Cappellacci, non è accettabile che livello nazionale dà standard e poi le regioni vanno da sé
“Lo screening è senza dubbio la via maestra che dobbiamo seguire, che sia pre-natale o neonatale. Ma è necessario ridurre al minimo la scelta delle Regioni su cosa si possa fare lo screening e su cosa invece no”. Lo ha detto il Vicepresidente della Camera Giorgio Mulè intervenendo al tavolo dal titolo “Malattie rare e prevenzione: un cambio di paradigma per screening, diagnosi e cura” organizzato da Consenso Europa con Revvity presso Palazzo Soderini a Roma.
“La politica – ha continuato Mulè – deve rimettersi alla scienza altrimenti combina guai. La scienza ci dice che è fondamentale anticipare il problema attraverso screening di massa. Lo abbiamo fatto recentemente finanziando e disciplinando lo screening per il diabete di tipo 1 e per la celiachia. Una legge driver rispetto a quanto bisogna fare per le malattie rare”.
Ugo Cappellacci, presidente della commissione affari sociali della Camera dei Deputati ha condiviso le parole di Mulè sulla necessità di ampliare screening prenatali e neonatali ma anche lui ha espresso perplessità sulla attuale situazione relativa alla gestione dei Lea: “da sempre mi considero un autonomista – ha spiegato – ma nel caso della sanità e nello specifico delle malattie rare non è accettabile un meccanismo in cui il livello nazionale dà la linea standard ma poi ai livelli regionali ognuno va per sé. Purtroppo in Italia il diritto alla salute si espande o si contrae a seconda del luogo in cui si nasce e questo è intollerabile perché il nostro Sistema Sanitario Nazionale deve essere universale, equo e sostenibile”
Il tavolo è stato aperto da un video messaggio del sottosegretario alla Salute Marcello Gemmato che ha ricordato un investimento di 50 milioni da parte del Governo per le malattie rare “da dividere tra le Regioni. Un incremento – ha aggiunto – della potenza di fuoco per migliorare le cure dei nostri pazienti”.

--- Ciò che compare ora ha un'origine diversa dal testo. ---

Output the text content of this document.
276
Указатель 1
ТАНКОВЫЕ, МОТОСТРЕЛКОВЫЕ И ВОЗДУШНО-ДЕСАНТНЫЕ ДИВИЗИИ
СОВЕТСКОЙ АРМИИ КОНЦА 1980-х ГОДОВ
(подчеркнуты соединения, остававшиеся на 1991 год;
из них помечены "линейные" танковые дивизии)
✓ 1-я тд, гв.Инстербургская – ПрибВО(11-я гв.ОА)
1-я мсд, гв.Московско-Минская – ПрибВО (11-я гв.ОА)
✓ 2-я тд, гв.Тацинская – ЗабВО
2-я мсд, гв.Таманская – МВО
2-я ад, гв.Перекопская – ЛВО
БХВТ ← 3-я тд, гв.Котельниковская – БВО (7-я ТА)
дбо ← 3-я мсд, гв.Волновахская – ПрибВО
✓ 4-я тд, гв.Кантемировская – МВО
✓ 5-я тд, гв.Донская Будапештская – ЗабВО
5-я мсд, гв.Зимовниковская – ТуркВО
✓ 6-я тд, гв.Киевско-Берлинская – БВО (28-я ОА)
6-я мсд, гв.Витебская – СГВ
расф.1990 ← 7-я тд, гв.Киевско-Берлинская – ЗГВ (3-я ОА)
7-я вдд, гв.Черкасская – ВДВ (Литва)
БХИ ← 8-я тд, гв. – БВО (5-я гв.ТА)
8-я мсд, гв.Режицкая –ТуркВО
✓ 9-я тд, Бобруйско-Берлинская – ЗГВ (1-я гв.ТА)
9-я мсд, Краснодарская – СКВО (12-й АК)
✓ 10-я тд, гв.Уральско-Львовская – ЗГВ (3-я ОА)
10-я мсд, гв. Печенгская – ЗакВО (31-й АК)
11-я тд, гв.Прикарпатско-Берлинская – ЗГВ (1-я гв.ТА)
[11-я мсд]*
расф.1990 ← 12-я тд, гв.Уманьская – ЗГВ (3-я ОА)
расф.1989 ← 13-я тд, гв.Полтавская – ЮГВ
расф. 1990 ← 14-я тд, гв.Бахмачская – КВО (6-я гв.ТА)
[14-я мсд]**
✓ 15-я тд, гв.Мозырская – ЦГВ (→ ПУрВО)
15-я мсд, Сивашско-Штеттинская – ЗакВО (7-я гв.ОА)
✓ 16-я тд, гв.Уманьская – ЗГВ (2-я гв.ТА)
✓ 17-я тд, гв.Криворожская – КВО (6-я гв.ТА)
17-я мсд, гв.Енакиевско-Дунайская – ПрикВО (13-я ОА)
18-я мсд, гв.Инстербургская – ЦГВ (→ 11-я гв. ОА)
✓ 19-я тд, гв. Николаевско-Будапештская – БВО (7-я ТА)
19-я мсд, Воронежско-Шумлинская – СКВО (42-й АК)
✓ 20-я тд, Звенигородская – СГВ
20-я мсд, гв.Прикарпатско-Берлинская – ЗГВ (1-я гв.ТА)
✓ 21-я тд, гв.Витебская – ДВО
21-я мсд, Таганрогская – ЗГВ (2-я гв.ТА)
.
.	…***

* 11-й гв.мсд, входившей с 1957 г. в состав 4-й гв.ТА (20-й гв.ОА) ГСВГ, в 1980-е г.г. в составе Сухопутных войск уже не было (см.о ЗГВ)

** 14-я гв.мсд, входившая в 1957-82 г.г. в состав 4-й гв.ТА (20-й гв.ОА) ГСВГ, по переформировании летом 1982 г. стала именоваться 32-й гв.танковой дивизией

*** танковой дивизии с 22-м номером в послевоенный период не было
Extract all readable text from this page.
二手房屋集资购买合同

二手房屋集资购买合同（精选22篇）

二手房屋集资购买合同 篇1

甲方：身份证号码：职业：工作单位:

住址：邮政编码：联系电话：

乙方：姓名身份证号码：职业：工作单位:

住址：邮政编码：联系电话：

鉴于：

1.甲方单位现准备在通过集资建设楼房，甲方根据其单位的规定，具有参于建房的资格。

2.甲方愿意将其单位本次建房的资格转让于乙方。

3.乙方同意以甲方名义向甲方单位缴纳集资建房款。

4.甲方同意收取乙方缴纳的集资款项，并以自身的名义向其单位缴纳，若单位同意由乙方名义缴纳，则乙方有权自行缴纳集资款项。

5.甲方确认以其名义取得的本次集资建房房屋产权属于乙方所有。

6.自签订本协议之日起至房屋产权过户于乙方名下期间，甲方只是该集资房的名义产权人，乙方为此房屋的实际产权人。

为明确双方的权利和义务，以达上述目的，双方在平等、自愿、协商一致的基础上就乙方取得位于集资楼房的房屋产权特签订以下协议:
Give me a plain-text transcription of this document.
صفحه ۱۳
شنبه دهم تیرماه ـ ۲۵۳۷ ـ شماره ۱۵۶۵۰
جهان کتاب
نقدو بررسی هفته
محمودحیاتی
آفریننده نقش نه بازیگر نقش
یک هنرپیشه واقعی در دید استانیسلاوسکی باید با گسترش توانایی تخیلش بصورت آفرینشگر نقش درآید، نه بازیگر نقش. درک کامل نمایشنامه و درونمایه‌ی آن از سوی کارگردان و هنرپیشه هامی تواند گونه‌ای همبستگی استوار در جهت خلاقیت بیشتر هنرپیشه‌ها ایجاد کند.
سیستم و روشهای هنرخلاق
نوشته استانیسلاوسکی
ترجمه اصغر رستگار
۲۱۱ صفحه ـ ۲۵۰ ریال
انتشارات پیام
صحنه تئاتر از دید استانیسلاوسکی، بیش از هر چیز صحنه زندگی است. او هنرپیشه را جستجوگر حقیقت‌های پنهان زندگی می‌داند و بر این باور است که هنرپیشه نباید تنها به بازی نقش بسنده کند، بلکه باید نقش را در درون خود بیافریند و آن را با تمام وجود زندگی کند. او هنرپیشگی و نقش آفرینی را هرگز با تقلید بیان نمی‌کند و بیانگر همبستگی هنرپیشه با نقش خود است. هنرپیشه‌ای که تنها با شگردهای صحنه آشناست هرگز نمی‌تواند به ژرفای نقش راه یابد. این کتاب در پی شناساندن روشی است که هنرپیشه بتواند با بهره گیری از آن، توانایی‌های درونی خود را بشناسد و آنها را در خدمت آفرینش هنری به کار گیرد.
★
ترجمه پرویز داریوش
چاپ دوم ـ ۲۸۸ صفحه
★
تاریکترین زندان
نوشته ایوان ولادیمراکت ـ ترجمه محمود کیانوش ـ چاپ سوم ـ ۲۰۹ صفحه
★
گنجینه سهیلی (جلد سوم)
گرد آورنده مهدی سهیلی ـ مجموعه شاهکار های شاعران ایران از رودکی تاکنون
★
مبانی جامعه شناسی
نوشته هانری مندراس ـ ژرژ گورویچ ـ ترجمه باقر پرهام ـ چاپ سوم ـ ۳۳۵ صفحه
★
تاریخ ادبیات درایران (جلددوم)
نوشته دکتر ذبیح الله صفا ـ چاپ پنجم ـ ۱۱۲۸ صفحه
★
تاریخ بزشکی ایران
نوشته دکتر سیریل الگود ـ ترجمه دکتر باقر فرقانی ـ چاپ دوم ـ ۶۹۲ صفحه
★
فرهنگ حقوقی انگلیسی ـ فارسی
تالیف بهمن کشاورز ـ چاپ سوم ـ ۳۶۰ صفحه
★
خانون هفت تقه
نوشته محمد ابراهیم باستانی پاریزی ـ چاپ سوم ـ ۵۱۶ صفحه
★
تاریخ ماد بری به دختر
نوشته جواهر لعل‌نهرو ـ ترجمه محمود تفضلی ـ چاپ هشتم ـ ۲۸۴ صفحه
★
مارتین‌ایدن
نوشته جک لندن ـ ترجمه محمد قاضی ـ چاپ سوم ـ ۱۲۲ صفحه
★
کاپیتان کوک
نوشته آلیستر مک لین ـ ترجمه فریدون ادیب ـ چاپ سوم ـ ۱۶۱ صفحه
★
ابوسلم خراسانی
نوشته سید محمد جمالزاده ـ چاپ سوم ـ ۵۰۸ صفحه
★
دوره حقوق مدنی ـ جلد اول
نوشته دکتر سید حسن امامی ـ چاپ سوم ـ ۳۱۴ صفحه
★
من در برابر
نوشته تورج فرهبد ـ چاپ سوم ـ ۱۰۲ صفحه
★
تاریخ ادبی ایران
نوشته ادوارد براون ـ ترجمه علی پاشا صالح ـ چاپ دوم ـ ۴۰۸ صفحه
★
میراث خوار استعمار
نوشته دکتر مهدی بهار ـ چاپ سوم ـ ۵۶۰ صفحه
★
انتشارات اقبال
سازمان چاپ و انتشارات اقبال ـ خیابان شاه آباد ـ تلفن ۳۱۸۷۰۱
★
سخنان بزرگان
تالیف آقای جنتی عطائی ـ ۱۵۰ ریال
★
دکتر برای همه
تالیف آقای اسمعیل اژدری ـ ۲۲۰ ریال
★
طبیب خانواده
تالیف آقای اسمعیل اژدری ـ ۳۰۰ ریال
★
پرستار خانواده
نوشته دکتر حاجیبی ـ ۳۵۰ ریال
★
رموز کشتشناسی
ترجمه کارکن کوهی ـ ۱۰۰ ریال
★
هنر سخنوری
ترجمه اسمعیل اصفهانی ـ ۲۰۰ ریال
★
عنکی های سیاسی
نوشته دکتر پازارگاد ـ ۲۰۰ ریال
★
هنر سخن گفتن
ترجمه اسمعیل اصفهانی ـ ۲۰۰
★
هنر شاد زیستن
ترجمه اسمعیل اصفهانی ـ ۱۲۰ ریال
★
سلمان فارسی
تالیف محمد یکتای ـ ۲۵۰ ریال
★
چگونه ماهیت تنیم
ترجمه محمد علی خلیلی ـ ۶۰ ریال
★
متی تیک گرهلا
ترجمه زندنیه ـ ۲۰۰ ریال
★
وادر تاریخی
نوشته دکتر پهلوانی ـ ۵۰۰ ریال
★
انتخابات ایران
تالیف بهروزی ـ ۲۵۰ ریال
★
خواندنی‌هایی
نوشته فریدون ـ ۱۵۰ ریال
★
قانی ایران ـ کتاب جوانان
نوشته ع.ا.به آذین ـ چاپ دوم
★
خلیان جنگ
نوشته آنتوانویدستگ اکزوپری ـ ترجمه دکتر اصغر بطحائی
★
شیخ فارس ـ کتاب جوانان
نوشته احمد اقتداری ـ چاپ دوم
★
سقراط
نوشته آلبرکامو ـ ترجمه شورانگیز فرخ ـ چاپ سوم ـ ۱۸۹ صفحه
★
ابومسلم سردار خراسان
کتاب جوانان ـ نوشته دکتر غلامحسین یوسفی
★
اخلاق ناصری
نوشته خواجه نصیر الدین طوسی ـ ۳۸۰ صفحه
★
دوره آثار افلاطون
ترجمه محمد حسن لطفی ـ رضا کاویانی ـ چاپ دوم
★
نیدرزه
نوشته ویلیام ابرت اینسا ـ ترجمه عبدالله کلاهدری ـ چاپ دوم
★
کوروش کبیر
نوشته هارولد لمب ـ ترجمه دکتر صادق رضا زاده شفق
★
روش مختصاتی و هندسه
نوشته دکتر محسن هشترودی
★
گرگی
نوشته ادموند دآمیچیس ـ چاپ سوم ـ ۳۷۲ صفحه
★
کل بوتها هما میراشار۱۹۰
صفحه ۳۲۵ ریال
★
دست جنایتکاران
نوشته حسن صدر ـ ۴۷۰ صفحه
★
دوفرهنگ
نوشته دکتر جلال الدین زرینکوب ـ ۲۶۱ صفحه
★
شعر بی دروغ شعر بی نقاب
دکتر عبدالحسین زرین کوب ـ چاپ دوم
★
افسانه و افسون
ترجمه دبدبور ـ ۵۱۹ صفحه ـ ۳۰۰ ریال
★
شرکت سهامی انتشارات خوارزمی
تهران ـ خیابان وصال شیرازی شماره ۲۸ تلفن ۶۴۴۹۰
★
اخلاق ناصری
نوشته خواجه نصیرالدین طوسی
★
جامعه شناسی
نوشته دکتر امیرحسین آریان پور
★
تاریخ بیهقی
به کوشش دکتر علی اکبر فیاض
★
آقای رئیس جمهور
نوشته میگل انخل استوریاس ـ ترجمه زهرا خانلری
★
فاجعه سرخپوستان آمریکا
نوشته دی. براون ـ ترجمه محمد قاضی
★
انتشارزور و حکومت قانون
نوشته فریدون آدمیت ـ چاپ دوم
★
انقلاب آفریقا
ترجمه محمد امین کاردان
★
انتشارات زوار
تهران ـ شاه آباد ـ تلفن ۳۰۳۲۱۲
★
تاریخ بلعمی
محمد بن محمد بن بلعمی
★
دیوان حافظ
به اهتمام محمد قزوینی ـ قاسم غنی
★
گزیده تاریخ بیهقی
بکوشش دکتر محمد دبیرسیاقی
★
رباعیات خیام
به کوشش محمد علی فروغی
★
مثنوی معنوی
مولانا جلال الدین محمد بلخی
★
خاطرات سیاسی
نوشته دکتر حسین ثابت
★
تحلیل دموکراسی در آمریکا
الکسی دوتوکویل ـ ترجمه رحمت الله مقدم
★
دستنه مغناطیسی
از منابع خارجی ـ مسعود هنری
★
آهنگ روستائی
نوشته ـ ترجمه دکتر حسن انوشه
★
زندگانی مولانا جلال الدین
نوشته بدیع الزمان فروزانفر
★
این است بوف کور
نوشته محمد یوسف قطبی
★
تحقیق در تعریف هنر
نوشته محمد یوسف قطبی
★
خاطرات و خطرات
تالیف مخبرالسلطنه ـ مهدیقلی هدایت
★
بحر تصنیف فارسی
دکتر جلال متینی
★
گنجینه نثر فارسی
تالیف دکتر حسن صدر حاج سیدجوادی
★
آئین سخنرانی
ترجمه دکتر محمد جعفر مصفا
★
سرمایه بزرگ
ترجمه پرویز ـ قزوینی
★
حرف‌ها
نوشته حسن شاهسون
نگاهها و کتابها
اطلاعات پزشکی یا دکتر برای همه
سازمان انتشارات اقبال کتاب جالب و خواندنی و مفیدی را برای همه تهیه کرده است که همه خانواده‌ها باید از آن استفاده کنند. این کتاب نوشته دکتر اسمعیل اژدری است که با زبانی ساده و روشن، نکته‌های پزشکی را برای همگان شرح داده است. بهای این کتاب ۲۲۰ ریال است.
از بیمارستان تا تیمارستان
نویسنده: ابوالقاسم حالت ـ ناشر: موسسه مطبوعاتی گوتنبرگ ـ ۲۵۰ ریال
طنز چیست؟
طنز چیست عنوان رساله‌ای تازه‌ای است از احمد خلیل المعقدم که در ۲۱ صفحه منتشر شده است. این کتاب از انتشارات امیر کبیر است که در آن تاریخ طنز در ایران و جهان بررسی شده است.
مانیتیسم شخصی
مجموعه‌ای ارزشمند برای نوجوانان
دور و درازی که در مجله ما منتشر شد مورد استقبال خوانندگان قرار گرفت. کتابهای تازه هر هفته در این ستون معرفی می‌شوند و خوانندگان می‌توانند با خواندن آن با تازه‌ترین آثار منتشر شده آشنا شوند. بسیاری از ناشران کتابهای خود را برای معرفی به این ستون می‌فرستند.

Madhuri Hegde, Chief scientific officer Revvity, multinazionale di life sciences che sviluppa nuove tecnologie per la diagnostica e gli screening, ha sottolineato invece la necessità di passare da una medicina sintomatica ad una medicina predittiva: “attraverso screening di massa – ha spiegato – grazie ad un sistema che sia composto da una serie di elementi come lo screening neonatale, una diagnosi, un follow up e una gestione. Un sistema che produca non solo la capacità di avere un rilevamento precoce della malattia ma anche una importante riduzione dei costi per il sistema sanitario. Negli USA infatti – ha aggiunto – oggi le malattie rare incluse negli screening sono 37 ma 27 sono quelle secondarie che ciascuno Stato può inserire a seconda delle disponibilità economiche”.
Al tavolo hanno partecipato associazioni di pazienti, esperti e ricercatori del settore e professori universitari. Ilaria Ciancaleoni Bartoli, Direttrice responsabile OMAR – Osservatorio malattie rare si è soffermata sull’importanza dei NIPT (test prenatali non invasivi) e la necessità di inserirli al più presto nei LEA: “tutti ormai nella popolazione conoscono l’amniocentesi, e in tantissimi la eseguono, non altrettante persone sanno che sono disponibili anche test prenatali non invasivi, affidabili e accurati. Non solo non tutti lo sanno ma, peggio, anche chi sa non è detto che possa permetterselo, perché questi test non sono nei LEA e dipende dalle regioni darli in esenzione o lasciarli a carico della coppia: è evidente che qui le questioni scientifiche lasciano il passo a questioni di politiche sanitarie ed economiche e questo non è giusto”.